Immediately following the FLNC-5 May's press conference and numerous threats from Historiques, Alain Orsoni silently fled to Miami, Florida without informing anybody within the MPA. This forced the party to hastily reconvene under the direction of moderate autonomist Dominique Bianchi who campaigned for peace and pressured a rapid dissolution of the FLNC-CA. Disarming finished in early 1997, and the group officially dissolved on 29 January 1997.

== Structure ==
The FLNC-Canal Habituel, much like the original FLNC and the FLNC-Canal Historique, was organised into geographically defined brigades, each led by a specific leader. Unlike the other two organisations, however, the FLNC-CA was much looser and did not have a proper hierarchal structure. Instead, most of the group's decision-making was done directly through Alain Orsoni's leadership.

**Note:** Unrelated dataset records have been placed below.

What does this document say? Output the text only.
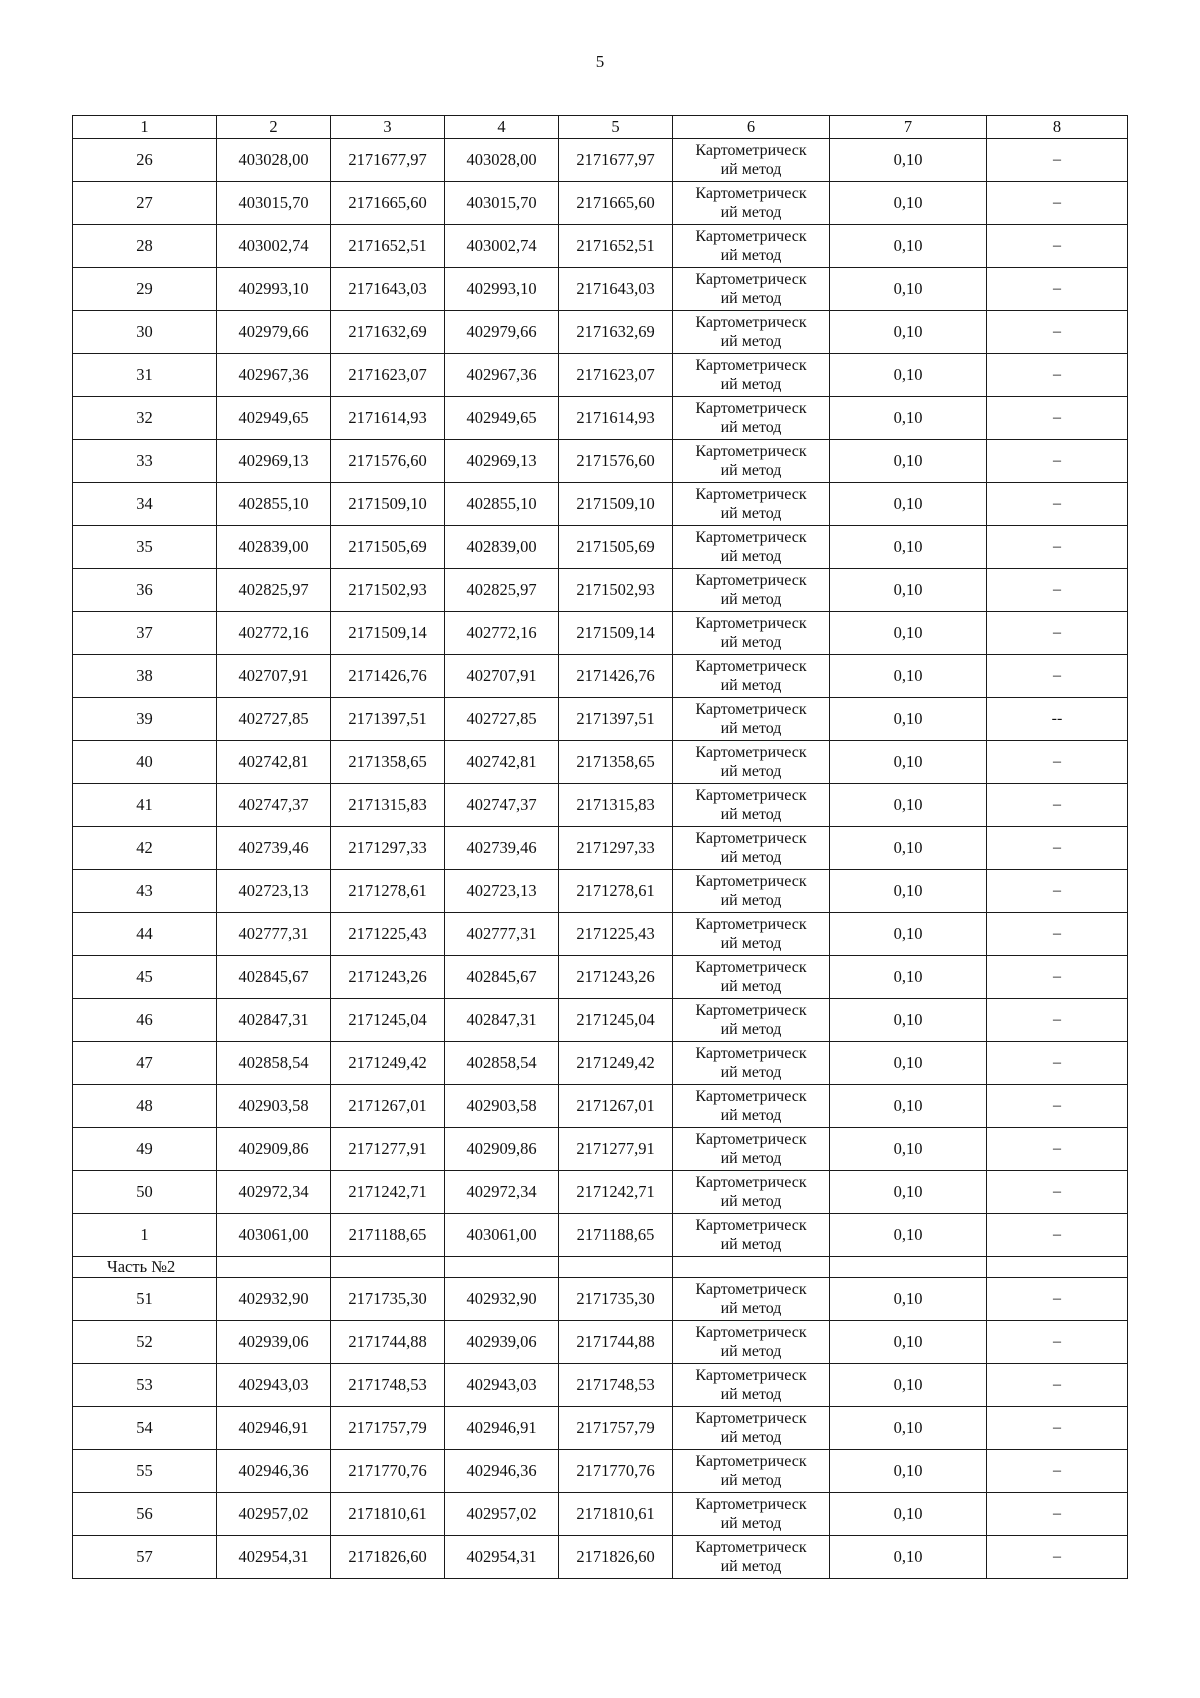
5
1	2	3	4	5	6	7	8
26	403028,00	2171677,97	403028,00	2171677,97	Картометрическ
ий метод	0,10	–
27	403015,70	2171665,60	403015,70	2171665,60	Картометрическ
ий метод	0,10	–
28	403002,74	2171652,51	403002,74	2171652,51	Картометрическ
ий метод	0,10	–
29	402993,10	2171643,03	402993,10	2171643,03	Картометрическ
ий метод	0,10	–
30	402979,66	2171632,69	402979,66	2171632,69	Картометрическ
ий метод	0,10	–
31	402967,36	2171623,07	402967,36	2171623,07	Картометрическ
ий метод	0,10	–
32	402949,65	2171614,93	402949,65	2171614,93	Картометрическ
ий метод	0,10	–
33	402969,13	2171576,60	402969,13	2171576,60	Картометрическ
ий метод	0,10	–
34	402855,10	2171509,10	402855,10	2171509,10	Картометрическ
ий метод	0,10	–
35	402839,00	2171505,69	402839,00	2171505,69	Картометрическ
ий метод	0,10	–
36	402825,97	2171502,93	402825,97	2171502,93	Картометрическ
ий метод	0,10	–
37	402772,16	2171509,14	402772,16	2171509,14	Картометрическ
ий метод	0,10	–
38	402707,91	2171426,76	402707,91	2171426,76	Картометрическ
ий метод	0,10	–
39	402727,85	2171397,51	402727,85	2171397,51	Картометрическ
ий метод	0,10	--
40	402742,81	2171358,65	402742,81	2171358,65	Картометрическ
ий метод	0,10	–
41	402747,37	2171315,83	402747,37	2171315,83	Картометрическ
ий метод	0,10	–
42	402739,46	2171297,33	402739,46	2171297,33	Картометрическ
ий метод	0,10	–
43	402723,13	2171278,61	402723,13	2171278,61	Картометрическ
ий метод	0,10	–
44	402777,31	2171225,43	402777,31	2171225,43	Картометрическ
ий метод	0,10	–
45	402845,67	2171243,26	402845,67	2171243,26	Картометрическ
ий метод	0,10	–
46	402847,31	2171245,04	402847,31	2171245,04	Картометрическ
ий метод	0,10	–
47	402858,54	2171249,42	402858,54	2171249,42	Картометрическ
ий метод	0,10	–
48	402903,58	2171267,01	402903,58	2171267,01	Картометрическ
ий метод	0,10	–
49	402909,86	2171277,91	402909,86	2171277,91	Картометрическ
ий метод	0,10	–
50	402972,34	2171242,71	402972,34	2171242,71	Картометрическ
ий метод	0,10	–
1	403061,00	2171188,65	403061,00	2171188,65	Картометрическ
ий метод	0,10	–
Часть №2							
51	402932,90	2171735,30	402932,90	2171735,30	Картометрическ
ий метод	0,10	–
52	402939,06	2171744,88	402939,06	2171744,88	Картометрическ
ий метод	0,10	–
53	402943,03	2171748,53	402943,03	2171748,53	Картометрическ
ий метод	0,10	–
54	402946,91	2171757,79	402946,91	2171757,79	Картометрическ
ий метод	0,10	–
55	402946,36	2171770,76	402946,36	2171770,76	Картометрическ
ий метод	0,10	–
56	402957,02	2171810,61	402957,02	2171810,61	Картометрическ
ий метод	0,10	–
57	402954,31	2171826,60	402954,31	2171826,60	Картометрическ
ий метод	0,10	–
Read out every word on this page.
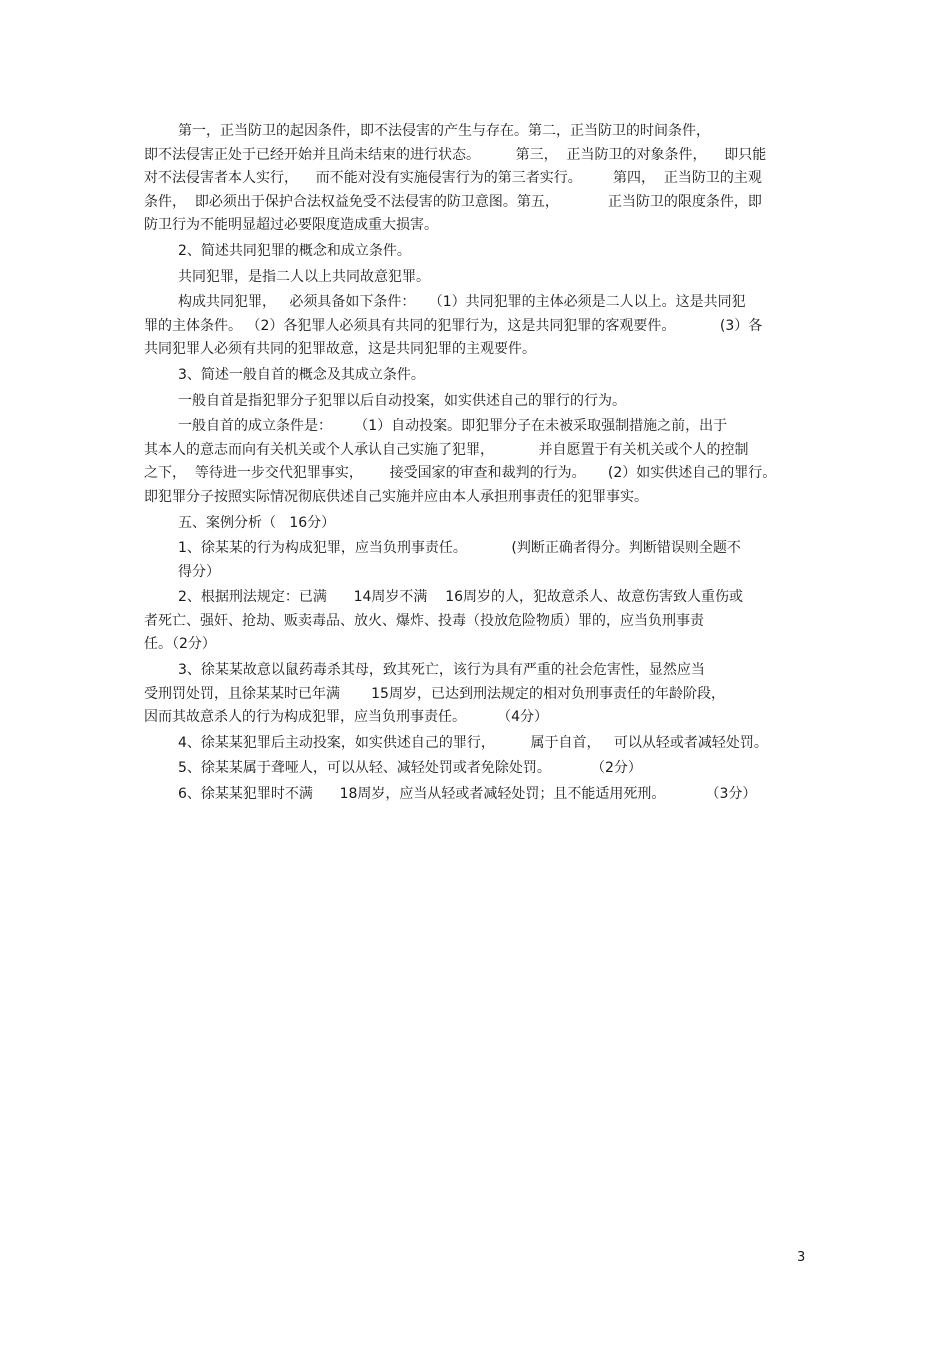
第一，正当防卫的起因条件，即不法侵害的产生与存在。第二，正当防卫的时间条件，
即不法侵害正处于已经开始并且尚未结束的进行状态。        第三，  正当防卫的对象条件，    即只能
对不法侵害者本人实行，    而不能对没有实施侵害行为的第三者实行。       第四，  正当防卫的主观
条件，  即必须出于保护合法权益免受不法侵害的防卫意图。第五，           正当防卫的限度条件，即
防卫行为不能明显超过必要限度造成重大损害。
2、简述共同犯罪的概念和成立条件。
共同犯罪，是指二人以上共同故意犯罪。
构成共同犯罪，   必须具备如下条件：   （1）共同犯罪的主体必须是二人以上。这是共同犯
罪的主体条件。 （2）各犯罪人必须具有共同的犯罪行为，这是共同犯罪的客观要件。          (3）各
共同犯罪人必须有共同的犯罪故意，这是共同犯罪的主观要件。
3、简述一般自首的概念及其成立条件。
一般自首是指犯罪分子犯罪以后自动投案，如实供述自己的罪行的行为。
一般自首的成立条件是：     （1）自动投案。即犯罪分子在未被采取强制措施之前，出于
其本人的意志而向有关机关或个人承认自己实施了犯罪，          并自愿置于有关机关或个人的控制
之下，  等待进一步交代犯罪事实，      接受国家的审查和裁判的行为。     (2）如实供述自己的罪行。
即犯罪分子按照实际情况彻底供述自己实施并应由本人承担刑事责任的犯罪事实。
五、案例分析（   16分）
1、徐某某的行为构成犯罪，应当负刑事责任。          (判断正确者得分。判断错误则全题不
得分）
2、根据刑法规定：已满      14周岁不满    16周岁的人，犯故意杀人、故意伤害致人重伤或
者死亡、强奸、抢劫、贩卖毒品、放火、爆炸、投毒（投放危险物质）罪的，应当负刑事责
任。（2分）
3、徐某某故意以鼠药毒杀其母，致其死亡，该行为具有严重的社会危害性，显然应当
受刑罚处罚，且徐某某时已年满       15周岁，已达到刑法规定的相对负刑事责任的年龄阶段，
因而其故意杀人的行为构成犯罪，应当负刑事责任。       （4分）
4、徐某某犯罪后主动投案，如实供述自己的罪行，        属于自首，   可以从轻或者减轻处罚。
5、徐某某属于聋哑人，可以从轻、减轻处罚或者免除处罚。         （2分）
6、徐某某犯罪时不满      18周岁，应当从轻或者减轻处罚；且不能适用死刑。         （3分）
3
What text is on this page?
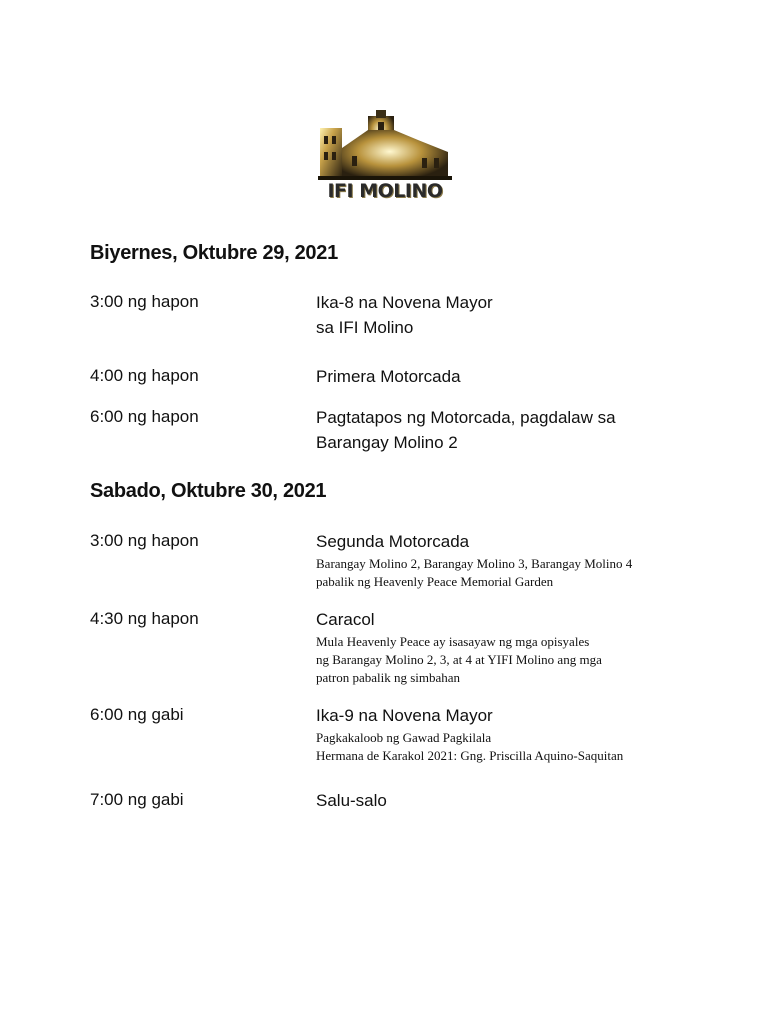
IFI MOLINO
Biyernes, Oktubre 29, 2021
3:00 ng hapon	Ika-8 na Novena Mayor
sa IFI Molino
4:00 ng hapon	Primera Motorcada
6:00 ng hapon	Pagtatapos ng Motorcada, pagdalaw sa
Barangay Molino 2
Sabado, Oktubre 30, 2021
3:00 ng hapon	Segunda Motorcada
Barangay Molino 2, Barangay Molino 3, Barangay Molino 4
pabalik ng Heavenly Peace Memorial Garden
4:30 ng hapon	Caracol
Mula Heavenly Peace ay isasayaw ng mga opisyales
ng Barangay Molino 2, 3, at 4 at YIFI Molino ang mga
patron pabalik ng simbahan
6:00 ng gabi	Ika-9 na Novena Mayor
Pagkakaloob ng Gawad Pagkilala
Hermana de Karakol 2021: Gng. Priscilla Aquino-Saquitan
7:00 ng gabi	Salu-salo
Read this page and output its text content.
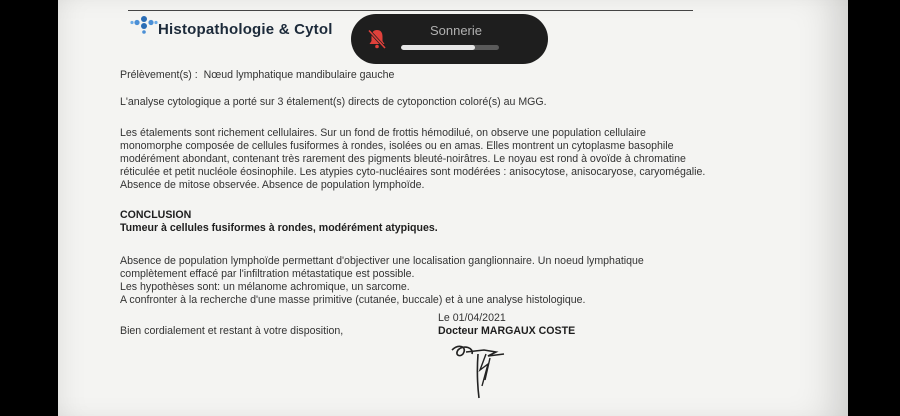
Histopathologie & Cytol
Prélèvement(s) : Nœud lymphatique mandibulaire gauche
L'analyse cytologique a porté sur 3 étalement(s) directs de cytoponction coloré(s) au MGG.
Les étalements sont richement cellulaires. Sur un fond de frottis hémodilué, on observe une population cellulaire
monomorphe composée de cellules fusiformes à rondes, isolées ou en amas. Elles montrent un cytoplasme basophile
modérément abondant, contenant très rarement des pigments bleuté-noirâtres. Le noyau est rond à ovoïde à chromatine
réticulée et petit nucléole éosinophile. Les atypies cyto-nucléaires sont modérées : anisocytose, anisocaryose, caryomégalie.
Absence de mitose observée. Absence de population lymphoïde.
CONCLUSION
Tumeur à cellules fusiformes à rondes, modérément atypiques.
Absence de population lymphoïde permettant d'objectiver une localisation ganglionnaire. Un noeud lymphatique
complètement effacé par l'infiltration métastatique est possible.
Les hypothèses sont: un mélanome achromique, un sarcome.
A confronter à la recherche d'une masse primitive (cutanée, buccale) et à une analyse histologique.
Le 01/04/2021
Bien cordialement et restant à votre disposition,	Docteur MARGAUX COSTE
Sonnerie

Ghjuventù Paolina (GP), a student union operating in Corsican high schools and within the University of Corsica, fell under the direct influence of the FLNC-CA in the mid-1990s, although for much of its early years it was associated with Resistenza and the Corsican National Alliance. Following the creation of Corsica Viva, GP's secretary, Jean-Félix Acquaviva, defected to the FLNC-5 May's sphere of influence for a time before becoming an independent moderate autonomist.

The Movement for Self-Determination was the political wing of the FLNC-CA. Many decisions made by the MPA were made by or alongside the FLNC-CA.

== Ideology and demands ==
The FLNC-Canal Habituel, unlike its rival, the FLNC-Canal Historique (a Marxist organisation), had no specific ideological platform. The group's demands were largely on par with the original FLNC's moderate faction, that being a big tent coalition of Corsican autonomists and nationalists working to secure both autonomy and eventual independence from France. Femu a Corsica, a modern political party, works a similar way.

The FLNC-CA denounced independence without gradual reforms in 1992. The group disavowed the Marxist formation of the FLNC-CS and claimed to support liberalism, both economic and social, as well as the expansion of local businesses. The FLNC-CA also supported European federalism with Corsica as a member.